The injection of race into the political debate serves two fundamental purposes that go beyond merely smearing political opponents.
First, it perpetuates the myths of white privilege and rampant institutional racism.
And second, it lays the foundation for rewriting history to conform to the racialists' agenda.
How do the racialists want history to judge President Obama's term in office? Do they want to see it primarily as an epic collision between progressivism and conservatism or do they want to see it as a collision between an African-American president and the racist ruling elite?

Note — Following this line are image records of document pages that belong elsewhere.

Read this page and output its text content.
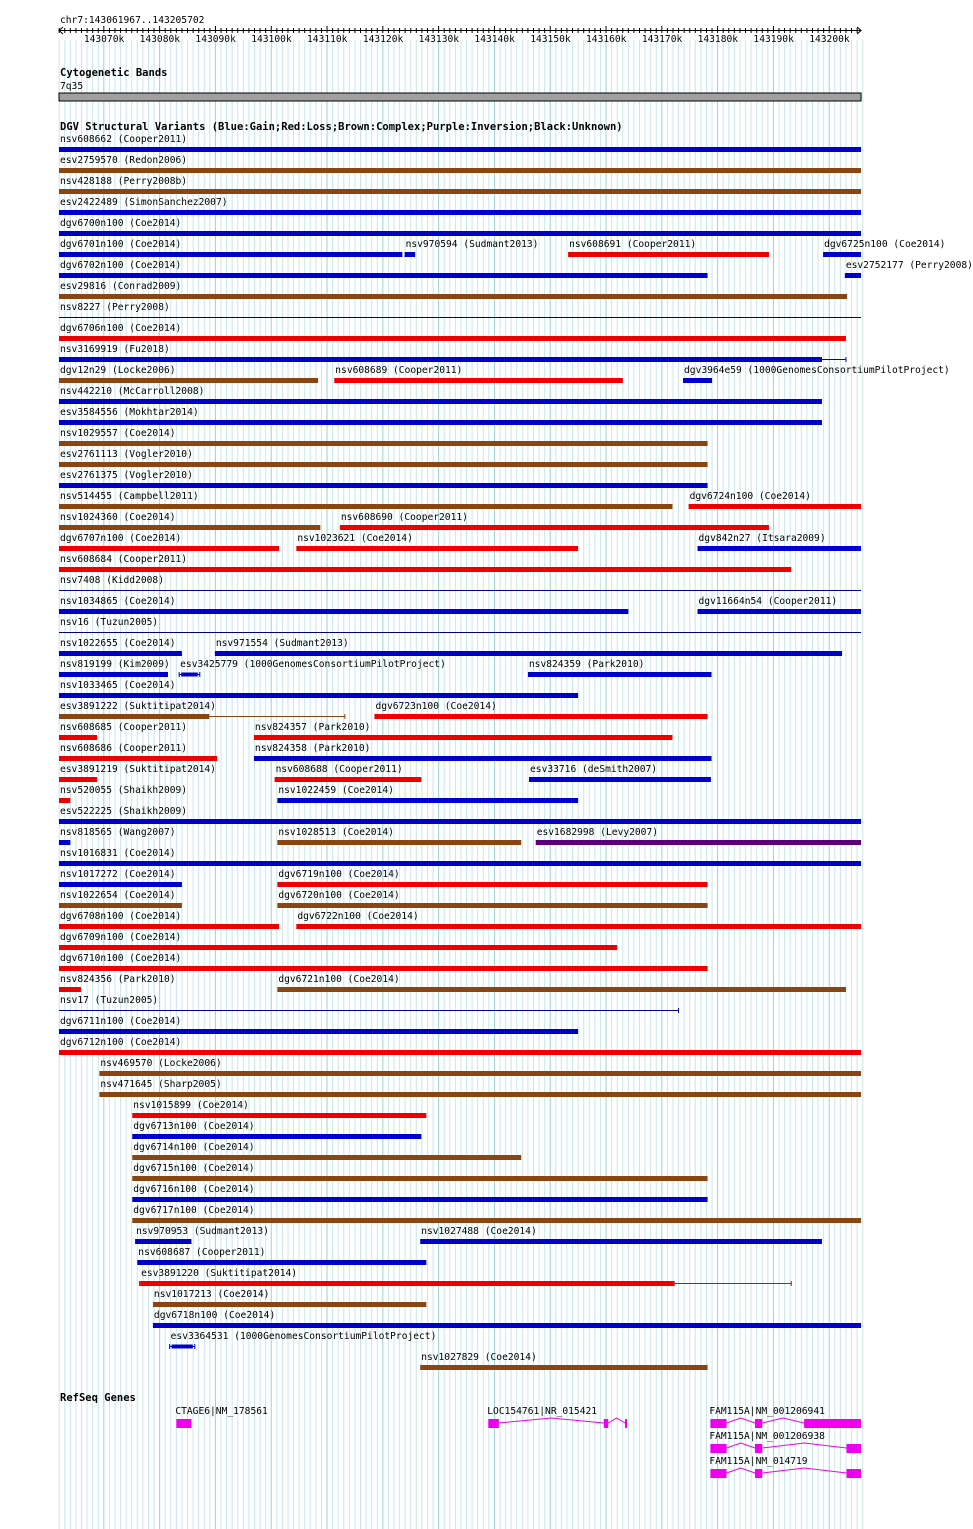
chr7:143061967..143205702
143070k 143080k 143090k 143100k 143110k 143120k 143130k 143140k 143150k 143160k 143170k 143180k 143190k 143200k
Cytogenetic Bands
7q35
DGV Structural Variants (Blue:Gain;Red:Loss;Brown:Complex;Purple:Inversion;Black:Unknown)
nsv608662 (Cooper2011)
esv2759570 (Redon2006)
nsv428188 (Perry2008b)
esv2422489 (SimonSanchez2007)
dgv6700n100 (Coe2014)
dgv6701n100 (Coe2014)	nsv970594 (Sudmant2013)	nsv608691 (Cooper2011)	dgv6725n100 (Coe2014)
dgv6702n100 (Coe2014)	esv2752177 (Perry2008)
esv29816 (Conrad2009)
nsv8227 (Perry2008)
dgv6706n100 (Coe2014)
nsv3169919 (Fu2018)
dgv12n29 (Locke2006)	nsv608689 (Cooper2011)	dgv3964e59 (1000GenomesConsortiumPilotProject)
nsv442210 (McCarroll2008)
esv3584556 (Mokhtar2014)
nsv1029557 (Coe2014)
esv2761113 (Vogler2010)
esv2761375 (Vogler2010)
nsv514455 (Campbell2011)	dgv6724n100 (Coe2014)
nsv1024360 (Coe2014)	nsv608690 (Cooper2011)
dgv6707n100 (Coe2014)	nsv1023621 (Coe2014)	dgv842n27 (Itsara2009)
nsv608684 (Cooper2011)
nsv7408 (Kidd2008)
nsv1034865 (Coe2014)	dgv11664n54 (Cooper2011)
nsv16 (Tuzun2005)
nsv1022655 (Coe2014)	nsv971554 (Sudmant2013)
nsv819199 (Kim2009) esv3425779 (1000GenomesConsortiumPilotProject)	nsv824359 (Park2010)
nsv1033465 (Coe2014)
esv3891222 (Suktitipat2014)	dgv6723n100 (Coe2014)
nsv608685 (Cooper2011)	nsv824357 (Park2010)
nsv608686 (Cooper2011)	nsv824358 (Park2010)
esv3891219 (Suktitipat2014)	nsv608688 (Cooper2011)	esv33716 (deSmith2007)
nsv520055 (Shaikh2009)	nsv1022459 (Coe2014)
esv522225 (Shaikh2009)
nsv818565 (Wang2007)	nsv1028513 (Coe2014)	esv1682998 (Levy2007)
nsv1016831 (Coe2014)
nsv1017272 (Coe2014)	dgv6719n100 (Coe2014)
nsv1022654 (Coe2014)	dgv6720n100 (Coe2014)
dgv6708n100 (Coe2014)	dgv6722n100 (Coe2014)
dgv6709n100 (Coe2014)
dgv6710n100 (Coe2014)
nsv824356 (Park2010)	dgv6721n100 (Coe2014)
nsv17 (Tuzun2005)
dgv6711n100 (Coe2014)
dgv6712n100 (Coe2014)
nsv469570 (Locke2006)
nsv471645 (Sharp2005)
nsv1015899 (Coe2014)
dgv6713n100 (Coe2014)
dgv6714n100 (Coe2014)
dgv6715n100 (Coe2014)
dgv6716n100 (Coe2014)
dgv6717n100 (Coe2014)
nsv970953 (Sudmant2013)	nsv1027488 (Coe2014)
nsv608687 (Cooper2011)
esv3891220 (Suktitipat2014)
nsv1017213 (Coe2014)
dgv6718n100 (Coe2014)
esv3364531 (1000GenomesConsortiumPilotProject)
nsv1027829 (Coe2014)
RefSeq Genes
CTAGE6|NM_178561	LOC154761|NR_015421	FAM115A|NM_001206941
FAM115A|NM_001206938
FAM115A|NM_014719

Make no mistake about it: the far left intends to write the history of Obama's presidency with the racial theme as the centerpiece. Whether it will work is unknown. One must also differentiate between short-term and long-term history. Historical revisionism that treats the president's race as the dominant aspect of his term might pervade pop-history in the short term, but it might be soundly rejected by historians and popular culture 50-100 years from now.

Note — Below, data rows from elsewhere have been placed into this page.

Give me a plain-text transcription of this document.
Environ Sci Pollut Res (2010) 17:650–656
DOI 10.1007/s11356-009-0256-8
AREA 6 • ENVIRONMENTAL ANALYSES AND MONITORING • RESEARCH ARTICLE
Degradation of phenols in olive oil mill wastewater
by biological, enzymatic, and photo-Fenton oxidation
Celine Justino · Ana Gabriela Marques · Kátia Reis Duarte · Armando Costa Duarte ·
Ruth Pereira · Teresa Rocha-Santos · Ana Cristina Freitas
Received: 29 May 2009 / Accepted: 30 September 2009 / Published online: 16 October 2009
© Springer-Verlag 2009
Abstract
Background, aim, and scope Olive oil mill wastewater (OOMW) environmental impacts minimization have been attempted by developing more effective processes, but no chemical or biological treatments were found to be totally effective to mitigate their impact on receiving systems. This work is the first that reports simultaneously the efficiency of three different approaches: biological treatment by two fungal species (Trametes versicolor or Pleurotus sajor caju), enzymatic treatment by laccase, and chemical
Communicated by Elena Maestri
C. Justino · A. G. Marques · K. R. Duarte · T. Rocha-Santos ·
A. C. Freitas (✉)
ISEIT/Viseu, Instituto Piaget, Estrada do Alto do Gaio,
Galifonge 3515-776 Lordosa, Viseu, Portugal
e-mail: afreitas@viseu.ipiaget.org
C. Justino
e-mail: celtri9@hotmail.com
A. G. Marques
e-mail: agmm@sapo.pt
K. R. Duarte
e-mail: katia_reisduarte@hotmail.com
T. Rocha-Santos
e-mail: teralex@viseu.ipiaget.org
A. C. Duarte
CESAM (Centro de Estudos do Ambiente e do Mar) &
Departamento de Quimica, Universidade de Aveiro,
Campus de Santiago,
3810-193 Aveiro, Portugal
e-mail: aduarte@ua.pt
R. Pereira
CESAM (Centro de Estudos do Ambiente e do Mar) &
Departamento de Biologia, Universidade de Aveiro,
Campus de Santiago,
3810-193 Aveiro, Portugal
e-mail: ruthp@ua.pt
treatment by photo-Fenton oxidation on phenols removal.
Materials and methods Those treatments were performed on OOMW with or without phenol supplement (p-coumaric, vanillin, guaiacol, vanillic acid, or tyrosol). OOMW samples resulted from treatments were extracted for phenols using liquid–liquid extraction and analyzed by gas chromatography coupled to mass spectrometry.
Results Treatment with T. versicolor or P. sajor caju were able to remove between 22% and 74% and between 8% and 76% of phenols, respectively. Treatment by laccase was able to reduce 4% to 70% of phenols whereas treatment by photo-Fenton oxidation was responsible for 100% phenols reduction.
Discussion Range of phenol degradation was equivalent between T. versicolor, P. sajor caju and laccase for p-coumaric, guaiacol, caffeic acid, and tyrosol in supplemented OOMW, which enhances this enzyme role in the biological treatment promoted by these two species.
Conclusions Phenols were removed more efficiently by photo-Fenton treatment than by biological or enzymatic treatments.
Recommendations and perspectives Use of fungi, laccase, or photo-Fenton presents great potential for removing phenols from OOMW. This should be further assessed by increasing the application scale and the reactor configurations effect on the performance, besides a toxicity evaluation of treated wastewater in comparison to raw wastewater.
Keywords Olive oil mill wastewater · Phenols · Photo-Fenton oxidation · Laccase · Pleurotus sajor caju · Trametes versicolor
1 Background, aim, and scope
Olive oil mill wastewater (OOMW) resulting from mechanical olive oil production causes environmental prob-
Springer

Nevertheless, historical revisionism is the intent of the racialists. If Obamacare collapses in two years, they will point to the president's race. If he leaves office an unpopular president who failed to achieve anything of substance, they will blame race.
By legitimizing the race debate, the mainstream media has in effect enabled this forthcoming perversion of history. It will happen. The only question is whether the racial theme will be absorbed into the historical record or whether history will expose it for what it is: the great race hoax.